Here's the classic design - red and green feathers radiating out from a center red star. In this version, the quilter enlarged the quilt by adding a large border. That's a great way to "grow" a quilt without having to do a lot more work.
This quilter may have been feeling patriotic with her red and blue version of the quilt - and a Lemoyne Star in the center of each set of feathers. A simple border frames these feathers.
This quilter was similarly patriotic -but stopped at one princess feather set, choosing to add eagles in the corners of her quilt. I find these variations to be fascinating!
Here's a quilter who decided to use a vibrant cheddar for the background of her princess feathers. She also chose to use a single color for the feathers - and added multiple borders to enlarge the quilt and frame the feathers. Interesting....
In this version, the quilter also used a cheddar background - but used the classic red and green for the feathers.
This quilter used a chrome yellow background with her red and green princess feathers... but look at the motif in the center of this quilt....
And then look at the motifs used in this princess feather quilt. While they are a bit different, could they each have been inspired by another princess feather quilt with a motif like this? The quiltmaker of the quilt below certainly took liberties with the "princess feather" motifs -- she had a penchant for using vibrant colors, too - and look at the scalloped border on this quilt. It's quite unique for this style of quilt.
Here's another classic princess feather - set on a blue background. Check out two things: the unique center motif... and the border of mini-feathers. That's a lot of extra work, but it sets off the center of the quilt quite nicely.
Here's another quilt where the quilter took liberty with the princess feather design -- she added leaves (or are they meant to be feathers?) to the motifs. It's a dynamic interpretation of the classic design.
And yet another quilter made a classic version... but used teal instead of green for the feathers.
This quilter again interpreted the classic princess feather design in a unique style. Her feathers became swag sets - with flowers at the tips. These motifs were replicated in the outer border.
In this version, the colors are unique - and the feathers are replicated in the setting triangles. The creativity of quilters just doesn't cease, does it?
Some princess feather quilts took liberties with the direction of the feathers - in this one, they don't "spin" as in the classic design. And the center Lemoyne Star is modified in the flowers that stand between the radiating feathers.
This quilt resembles the one above - but her flowers are a stylized folk art design. She still has a version of those little flowers the above quilter used in her border. It makes me wonder if there was a pattern that used these at one time.
Here's another variation of the princess feathers - they serve as long flower leaves, though. Notice that the quilter must have run out of the feather fabric she started with - and resorted to using another color for four of the blocks and the border. Do you ever wonder what someone was thinking - or what their limitations were in terms of fabric availability?
Last but not least, here is the classic princess feather once again... with no border, no unusual motifs, no whacky colors... just plain and simple.
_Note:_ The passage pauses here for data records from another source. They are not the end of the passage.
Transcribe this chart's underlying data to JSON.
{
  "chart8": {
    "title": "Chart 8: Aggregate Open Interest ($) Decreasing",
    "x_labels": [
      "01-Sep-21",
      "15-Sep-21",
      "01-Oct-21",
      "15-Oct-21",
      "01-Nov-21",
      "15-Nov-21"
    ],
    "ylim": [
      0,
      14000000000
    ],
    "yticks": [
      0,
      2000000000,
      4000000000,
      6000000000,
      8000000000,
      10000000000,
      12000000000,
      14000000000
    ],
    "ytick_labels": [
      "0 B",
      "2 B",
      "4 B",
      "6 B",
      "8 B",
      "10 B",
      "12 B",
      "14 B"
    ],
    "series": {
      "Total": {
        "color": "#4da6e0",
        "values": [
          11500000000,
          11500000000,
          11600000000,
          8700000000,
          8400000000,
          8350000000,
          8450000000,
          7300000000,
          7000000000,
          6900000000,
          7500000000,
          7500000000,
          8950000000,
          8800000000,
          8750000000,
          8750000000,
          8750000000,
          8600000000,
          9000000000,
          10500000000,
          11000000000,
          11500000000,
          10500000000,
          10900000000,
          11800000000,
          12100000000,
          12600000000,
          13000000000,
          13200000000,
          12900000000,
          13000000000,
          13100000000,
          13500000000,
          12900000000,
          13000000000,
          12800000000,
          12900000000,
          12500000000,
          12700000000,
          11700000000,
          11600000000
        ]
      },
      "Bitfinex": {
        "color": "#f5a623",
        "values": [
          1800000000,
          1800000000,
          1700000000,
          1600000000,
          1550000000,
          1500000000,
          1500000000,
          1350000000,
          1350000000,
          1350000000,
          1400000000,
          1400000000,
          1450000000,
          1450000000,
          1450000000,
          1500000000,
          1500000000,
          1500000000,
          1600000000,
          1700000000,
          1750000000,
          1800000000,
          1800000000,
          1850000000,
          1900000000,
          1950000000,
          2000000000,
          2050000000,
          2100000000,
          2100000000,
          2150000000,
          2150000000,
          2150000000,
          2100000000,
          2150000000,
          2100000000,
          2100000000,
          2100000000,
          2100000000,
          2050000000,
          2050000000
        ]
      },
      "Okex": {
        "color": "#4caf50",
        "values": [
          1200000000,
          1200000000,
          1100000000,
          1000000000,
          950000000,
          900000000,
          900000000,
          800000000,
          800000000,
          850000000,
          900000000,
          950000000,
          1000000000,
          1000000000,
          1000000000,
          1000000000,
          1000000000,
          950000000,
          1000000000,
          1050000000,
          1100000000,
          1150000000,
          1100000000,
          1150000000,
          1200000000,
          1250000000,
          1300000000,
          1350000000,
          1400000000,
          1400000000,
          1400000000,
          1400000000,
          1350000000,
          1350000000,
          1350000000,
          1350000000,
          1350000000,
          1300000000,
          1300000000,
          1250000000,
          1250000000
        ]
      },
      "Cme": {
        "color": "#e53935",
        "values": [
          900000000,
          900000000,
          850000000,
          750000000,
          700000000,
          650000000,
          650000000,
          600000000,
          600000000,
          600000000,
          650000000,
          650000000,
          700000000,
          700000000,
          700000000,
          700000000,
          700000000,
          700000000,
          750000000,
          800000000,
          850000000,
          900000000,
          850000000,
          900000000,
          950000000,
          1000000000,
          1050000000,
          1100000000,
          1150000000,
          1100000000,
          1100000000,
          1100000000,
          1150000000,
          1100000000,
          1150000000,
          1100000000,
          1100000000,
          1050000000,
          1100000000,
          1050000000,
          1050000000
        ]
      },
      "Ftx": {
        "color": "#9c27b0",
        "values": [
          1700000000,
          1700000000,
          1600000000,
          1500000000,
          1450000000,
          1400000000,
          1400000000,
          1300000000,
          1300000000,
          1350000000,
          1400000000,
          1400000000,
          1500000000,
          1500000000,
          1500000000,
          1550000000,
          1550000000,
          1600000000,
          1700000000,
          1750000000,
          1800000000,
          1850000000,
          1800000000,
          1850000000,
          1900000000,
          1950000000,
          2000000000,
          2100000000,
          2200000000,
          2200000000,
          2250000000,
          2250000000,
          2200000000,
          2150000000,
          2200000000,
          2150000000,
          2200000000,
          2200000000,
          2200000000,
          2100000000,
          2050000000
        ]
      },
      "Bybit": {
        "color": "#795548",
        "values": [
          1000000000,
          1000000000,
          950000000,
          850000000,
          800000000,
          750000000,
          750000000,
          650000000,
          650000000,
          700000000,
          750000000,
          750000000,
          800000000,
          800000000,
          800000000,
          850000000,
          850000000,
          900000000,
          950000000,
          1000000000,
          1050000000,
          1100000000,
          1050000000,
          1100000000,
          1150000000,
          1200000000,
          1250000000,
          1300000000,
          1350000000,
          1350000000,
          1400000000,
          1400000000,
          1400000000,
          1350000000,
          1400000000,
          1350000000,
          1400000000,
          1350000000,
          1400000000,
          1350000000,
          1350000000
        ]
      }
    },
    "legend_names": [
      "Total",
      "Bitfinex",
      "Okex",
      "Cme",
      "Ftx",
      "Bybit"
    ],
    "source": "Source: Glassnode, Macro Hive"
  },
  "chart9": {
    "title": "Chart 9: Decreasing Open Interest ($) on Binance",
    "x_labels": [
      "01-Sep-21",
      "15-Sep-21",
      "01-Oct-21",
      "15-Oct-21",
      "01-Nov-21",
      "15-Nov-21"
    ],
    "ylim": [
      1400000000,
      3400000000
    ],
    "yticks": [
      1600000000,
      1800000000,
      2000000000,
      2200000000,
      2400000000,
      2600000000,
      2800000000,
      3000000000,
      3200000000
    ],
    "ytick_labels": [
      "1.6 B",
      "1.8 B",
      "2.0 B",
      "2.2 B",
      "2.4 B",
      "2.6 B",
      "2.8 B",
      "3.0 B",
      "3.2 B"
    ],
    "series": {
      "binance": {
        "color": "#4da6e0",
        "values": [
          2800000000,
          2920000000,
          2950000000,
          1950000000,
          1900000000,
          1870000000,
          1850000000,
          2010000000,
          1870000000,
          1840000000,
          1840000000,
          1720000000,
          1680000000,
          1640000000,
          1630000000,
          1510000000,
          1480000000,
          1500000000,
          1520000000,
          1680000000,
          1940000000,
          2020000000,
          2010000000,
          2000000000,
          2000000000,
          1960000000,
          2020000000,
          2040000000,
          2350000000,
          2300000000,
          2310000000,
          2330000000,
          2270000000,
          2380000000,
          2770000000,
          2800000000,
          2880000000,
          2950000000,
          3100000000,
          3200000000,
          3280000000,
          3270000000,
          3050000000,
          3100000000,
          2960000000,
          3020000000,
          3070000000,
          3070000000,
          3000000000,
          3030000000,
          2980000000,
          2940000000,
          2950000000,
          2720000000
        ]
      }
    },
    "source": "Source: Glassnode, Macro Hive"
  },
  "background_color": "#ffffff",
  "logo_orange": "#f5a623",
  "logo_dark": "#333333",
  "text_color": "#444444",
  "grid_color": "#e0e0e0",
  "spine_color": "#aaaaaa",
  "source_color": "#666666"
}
I have yet to decide how I'm going to set my four princess feather blocks... but my guess is that it will have something versus nothing in the border - even if it's just a red floater strip around the outside of the blocks! In closing, let's all give thanks to the many men and women in the services who sacrifice much so that we can enjoy the bounties of freedom. We owe them a lot! Happy Fourth of July to everyone. Stay cool, keep stitching, and enjoy life!